Porte aperte. Gli ultimi passavano da casa sua, “condivideva con il povero anche la povertà”, racconta Giancarlo a proposito della decisione – anche questa profetica rispetto al pontificato di Francesco – di aprire le porte della sua casa alle vittime della “cultura dello scarto”.

“Mi ricordo quando andavo a trovarlo e lui mi invitava a cena. Apparecchiava per bene la tavola, apriva gli sportelli della dispensa e si accorgeva che erano vuoti: non c’era più niente… così il più delle volte uscivamo a prenderci un pizza”.

“Ci voleva liberare delle tre p: potere, profitto e prestigio”, dice il presidente della Fondazione, facendo emergere il ritratto di don Tonino educatore dei giovani, all’insegna della libertà dal fascino perverso del denaro.

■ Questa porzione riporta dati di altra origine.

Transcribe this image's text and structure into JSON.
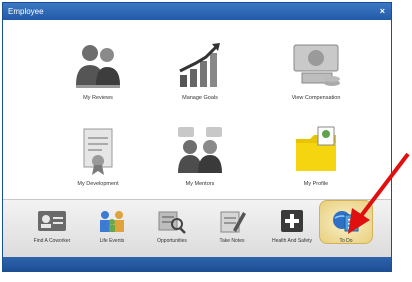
{
  "window": {
    "title": "Employee",
    "close_label": "×"
  },
  "main_grid": [
    {
      "id": "reviews",
      "label": "My Reviews",
      "icon": "reviews-people-icon"
    },
    {
      "id": "goals",
      "label": "Manage Goals",
      "icon": "growth-chart-icon"
    },
    {
      "id": "compensation",
      "label": "View Compensation",
      "icon": "money-icon"
    },
    {
      "id": "development",
      "label": "My Development",
      "icon": "certificate-icon"
    },
    {
      "id": "mentors",
      "label": "My Mentors",
      "icon": "mentors-icon"
    },
    {
      "id": "profile",
      "label": "My Profile",
      "icon": "folder-icon"
    }
  ],
  "bottom_bar": [
    {
      "id": "find-coworker",
      "label": "Find A Coworker",
      "icon": "id-card-icon"
    },
    {
      "id": "life-events",
      "label": "Life Events",
      "icon": "family-icon"
    },
    {
      "id": "opportunities",
      "label": "Opportunities",
      "icon": "search-document-icon"
    },
    {
      "id": "take-notes",
      "label": "Take Notes",
      "icon": "notepad-pen-icon"
    },
    {
      "id": "health-safety",
      "label": "Health And Safety",
      "icon": "health-cross-icon"
    },
    {
      "id": "to-do",
      "label": "To Do",
      "icon": "todo-globe-icon"
    }
  ],
  "colors": {
    "title_bar": "#2a62ae",
    "arrow": "#e01010"
  }
}
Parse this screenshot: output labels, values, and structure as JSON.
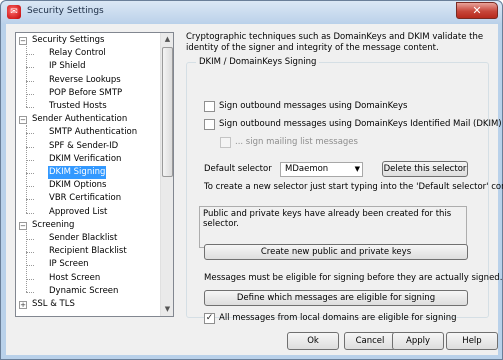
{
  "window": {
    "title": "Security Settings",
    "close_glyph": "✕"
  },
  "nav": {
    "items": [
      {
        "label": "Security Settings",
        "level": 0,
        "expander": "−"
      },
      {
        "label": "Relay Control",
        "level": 1
      },
      {
        "label": "IP Shield",
        "level": 1
      },
      {
        "label": "Reverse Lookups",
        "level": 1
      },
      {
        "label": "POP Before SMTP",
        "level": 1
      },
      {
        "label": "Trusted Hosts",
        "level": 1
      },
      {
        "label": "Sender Authentication",
        "level": 0,
        "expander": "−"
      },
      {
        "label": "SMTP Authentication",
        "level": 1
      },
      {
        "label": "SPF & Sender-ID",
        "level": 1
      },
      {
        "label": "DKIM Verification",
        "level": 1
      },
      {
        "label": "DKIM Signing",
        "level": 1,
        "selected": true
      },
      {
        "label": "DKIM Options",
        "level": 1
      },
      {
        "label": "VBR Certification",
        "level": 1
      },
      {
        "label": "Approved List",
        "level": 1
      },
      {
        "label": "Screening",
        "level": 0,
        "expander": "−"
      },
      {
        "label": "Sender Blacklist",
        "level": 1
      },
      {
        "label": "Recipient Blacklist",
        "level": 1
      },
      {
        "label": "IP Screen",
        "level": 1
      },
      {
        "label": "Host Screen",
        "level": 1
      },
      {
        "label": "Dynamic Screen",
        "level": 1
      },
      {
        "label": "SSL & TLS",
        "level": 0,
        "expander": "+"
      }
    ]
  },
  "main": {
    "description": "Cryptographic techniques such as DomainKeys and DKIM validate the identity of the signer and integrity of the message content.",
    "group_title": "DKIM / DomainKeys Signing",
    "sign_domainkeys": {
      "label": "Sign outbound messages using DomainKeys",
      "checked": false
    },
    "sign_dkim": {
      "label": "Sign outbound messages using DomainKeys Identified Mail (DKIM)",
      "checked": false
    },
    "sign_mailing_list": {
      "label": "... sign mailing list messages",
      "checked": false,
      "enabled": false
    },
    "default_selector_label": "Default selector",
    "default_selector_value": "MDaemon",
    "delete_selector_button": "Delete this selector",
    "new_selector_hint": "To create a new selector just start typing into the 'Default selector' control.",
    "keys_status": "Public and private keys have already been created for this selector.",
    "create_keys_button": "Create new public and private keys",
    "eligibility_note": "Messages must be eligible for signing before they are actually signed.",
    "define_eligible_button": "Define which messages are eligible for signing",
    "local_domains_eligible": {
      "label": "All messages from local domains are eligible for signing",
      "checked": true
    }
  },
  "footer": {
    "ok": "Ok",
    "cancel": "Cancel",
    "apply": "Apply",
    "help": "Help"
  }
}
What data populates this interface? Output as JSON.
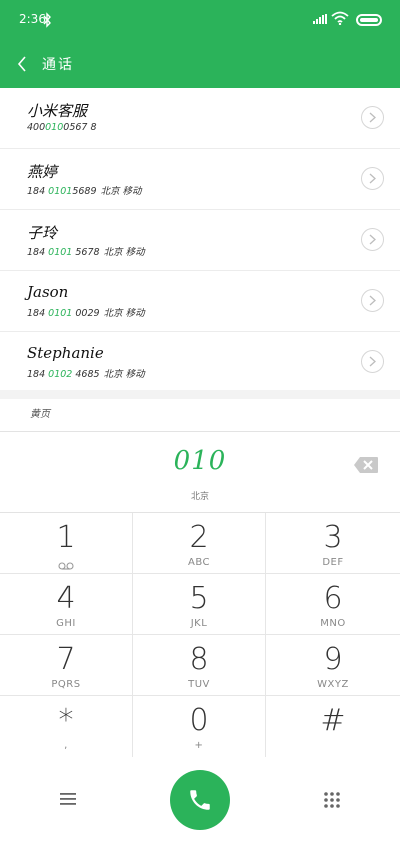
{
  "status_bar": {
    "time": "2:36"
  },
  "header": {
    "title": "通话"
  },
  "contacts": [
    {
      "name": "小米客服",
      "number_prefix": "400",
      "number_match": "010",
      "number_suffix": "0567 8",
      "location": ""
    },
    {
      "name": "燕婷",
      "number_prefix": "184 ",
      "number_match": "0101",
      "number_suffix": "5689",
      "location": "北京 移动"
    },
    {
      "name": "子玲",
      "number_prefix": "184 ",
      "number_match": "0101",
      "number_suffix": " 5678",
      "location": "北京 移动"
    },
    {
      "name": "Jason",
      "number_prefix": "184 ",
      "number_match": "0101",
      "number_suffix": " 0029",
      "location": "北京 移动"
    },
    {
      "name": "Stephanie",
      "number_prefix": "184 ",
      "number_match": "0102",
      "number_suffix": " 4685",
      "location": "北京 移动"
    }
  ],
  "section": {
    "label": "黄页"
  },
  "dial": {
    "number": "010",
    "location": "北京"
  },
  "keys": [
    {
      "digit": "1",
      "letters": ""
    },
    {
      "digit": "2",
      "letters": "ABC"
    },
    {
      "digit": "3",
      "letters": "DEF"
    },
    {
      "digit": "4",
      "letters": "GHI"
    },
    {
      "digit": "5",
      "letters": "JKL"
    },
    {
      "digit": "6",
      "letters": "MNO"
    },
    {
      "digit": "7",
      "letters": "PQRS"
    },
    {
      "digit": "8",
      "letters": "TUV"
    },
    {
      "digit": "9",
      "letters": "WXYZ"
    },
    {
      "digit": "*",
      "letters": ","
    },
    {
      "digit": "0",
      "letters": "+"
    },
    {
      "digit": "#",
      "letters": ""
    }
  ],
  "colors": {
    "accent": "#2bb35a"
  },
  "icons": {
    "back": "chevron-left-icon",
    "info": "chevron-right-icon",
    "voicemail": "voicemail-icon",
    "backspace": "backspace-icon",
    "menu": "menu-icon",
    "call": "phone-icon",
    "keypad": "dialpad-icon"
  }
}
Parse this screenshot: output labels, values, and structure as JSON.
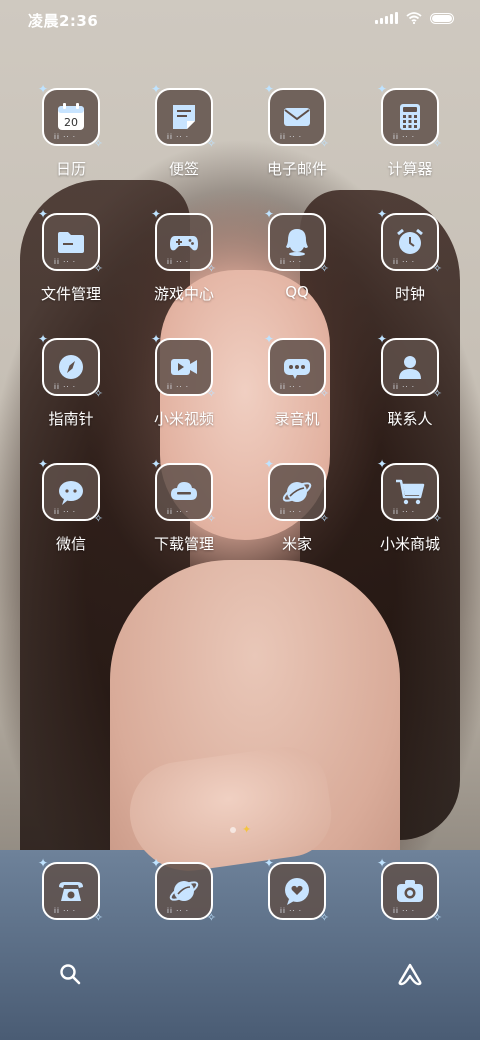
{
  "status_bar": {
    "time": "凌晨2:36",
    "icons": [
      "signal-icon",
      "wifi-icon",
      "battery-icon"
    ]
  },
  "apps": [
    {
      "label": "日历",
      "icon": "calendar-icon",
      "badge_text": "20"
    },
    {
      "label": "便签",
      "icon": "notes-icon"
    },
    {
      "label": "电子邮件",
      "icon": "mail-icon"
    },
    {
      "label": "计算器",
      "icon": "calculator-icon"
    },
    {
      "label": "文件管理",
      "icon": "folder-icon"
    },
    {
      "label": "游戏中心",
      "icon": "gamepad-icon"
    },
    {
      "label": "QQ",
      "icon": "qq-icon"
    },
    {
      "label": "时钟",
      "icon": "alarm-clock-icon"
    },
    {
      "label": "指南针",
      "icon": "compass-icon"
    },
    {
      "label": "小米视频",
      "icon": "video-icon"
    },
    {
      "label": "录音机",
      "icon": "recorder-icon"
    },
    {
      "label": "联系人",
      "icon": "contact-icon"
    },
    {
      "label": "微信",
      "icon": "wechat-icon"
    },
    {
      "label": "下载管理",
      "icon": "download-icon"
    },
    {
      "label": "米家",
      "icon": "planet-icon"
    },
    {
      "label": "小米商城",
      "icon": "cart-icon"
    }
  ],
  "tile_decoration": {
    "dots": "ii ·· ·"
  },
  "page_indicator": {
    "pages": 2,
    "current": 1
  },
  "dock": [
    {
      "icon": "phone-icon"
    },
    {
      "icon": "browser-icon"
    },
    {
      "icon": "message-icon"
    },
    {
      "icon": "camera-icon"
    }
  ],
  "nav": [
    "search-icon",
    "assistant-icon"
  ],
  "colors": {
    "tile_bg": "#5f504a",
    "tile_border": "#ffffff",
    "glyph": "#c8e4ff",
    "sparkle": "#f4c440"
  }
}
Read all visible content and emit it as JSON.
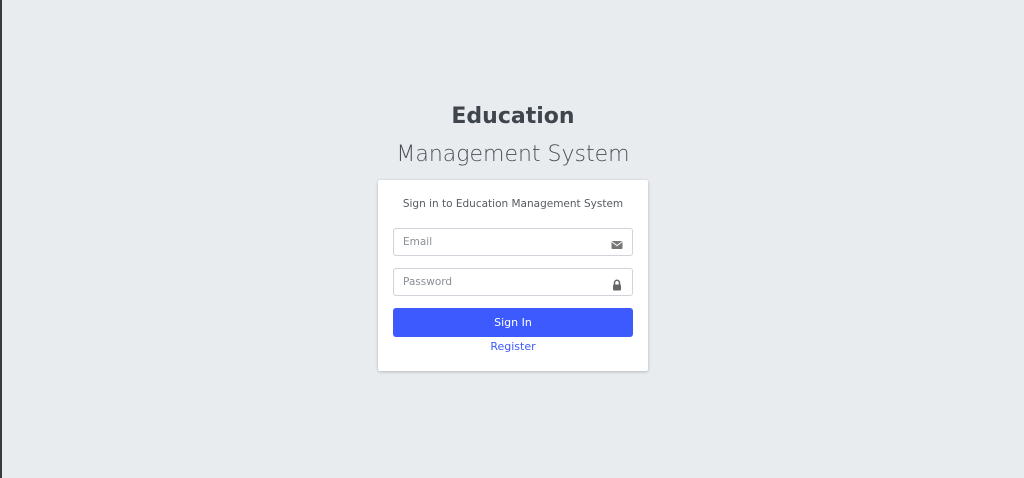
{
  "header": {
    "title_bold": "Education",
    "title_rest": " Management System"
  },
  "login": {
    "message": "Sign in to Education Management System",
    "email_placeholder": "Email",
    "email_value": "",
    "email_icon": "envelope-icon",
    "password_placeholder": "Password",
    "password_value": "",
    "password_icon": "lock-icon",
    "signin_label": "Sign In",
    "register_label": "Register"
  },
  "colors": {
    "background": "#e9ecef",
    "primary": "#3d5afe",
    "card": "#ffffff"
  }
}
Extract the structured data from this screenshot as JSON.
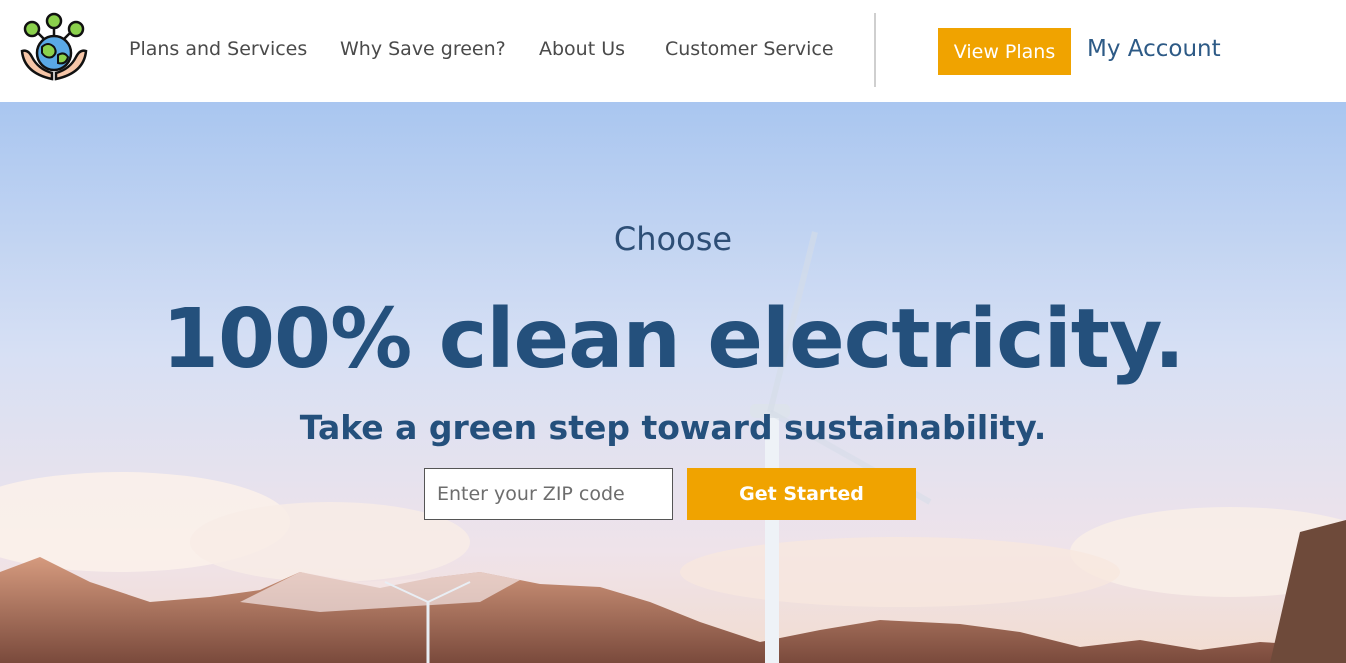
{
  "brand": {
    "logo_icon": "earth-in-hands-icon"
  },
  "nav": {
    "items": [
      {
        "label": "Plans and Services"
      },
      {
        "label": "Why Save green?"
      },
      {
        "label": "About Us"
      },
      {
        "label": "Customer Service"
      }
    ],
    "view_plans_label": "View Plans",
    "account_label": "My Account"
  },
  "hero": {
    "eyebrow": "Choose",
    "headline": "100% clean electricity.",
    "subhead": "Take a green step toward sustainability.",
    "zip_placeholder": "Enter your ZIP code",
    "cta_label": "Get Started",
    "background_icon": "wind-turbine-mountains-image"
  },
  "colors": {
    "accent": "#f0a300",
    "text_primary": "#24507c",
    "nav_text": "#4a4a4a"
  }
}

Un’ala di riserva. “Quando è morto, ci ha lasciato un cumulo di debiti”, sorride il fratello Trifone riportando alla memoria l’immagine del tragitto che Tonino faceva dalla casa materna alla chiesa, durante il quale, spesso insieme alla mamma, “dilapidava il patrimonio”, scherza a proposito dei gesti di aiuto verso chi si rivolgeva a lui nel momento del bisogno. Anche l’altro fratello, Marcello, traccia un ritratto assolutamente privo di retorica: “Non è stato niente di speciale durante i primi anni di vita: ha giocato con noi a sassate, a spade di legno, a pallone…Poi è entrato in seminario, più come ripiego per una madre vedova con tre figli maschi e senza lavoro che voleva farlo continuare a studiare, perché prometteva bene”. Dopo 5 anni ad Ugento, don Tonino è andato a Molfetta per gli studi liceali ma “l’esplosione è avvenuta pienamente a Bologna”, all’Onarmo (Opera nazionale assistenza religiosa e morale degli operai) con il cardinal Lercaro: “In quel periodo ha dato tanto di sé e c’era già in lui quello che sarebbe stato di lì a poco, da vescovo”. Stefano è il nipote di don Tonino e ricorda uno zio che lo consolava quando da bambino aveva una giornata storta e lo aiutava nelle versioni di latino, così prendeva bei voti il giorno dopo. “Mi ha insegnato a guidare e a nuotare nel mare di Leuca, mi teneva sulle spalle. Poi ho dovuto studiare il suo pensiero, è morto quando avevo 20 anni: ho dovuto vivere negli anni successivi al don Tonino vescovo, che ha aperto le porte del vescovato grazie alla sua Chiesa col grembiule e mi ha insegnato che la convivialità delle differenze non è un’astrazione teorica, ma qualcosa da vivere, da osare insieme, abbracciandosi insieme”. Come fanno i due angeli con una sola ala nel bassorilievo della chiesa madre di Alessano, da cui don Tonino ha tratto ispirazione per la sua celebre composizione “un’ala di riserva”:

“Gli uomini sono angeli con un’ala soltanto: possono volare solo rimanendo abbracciati”.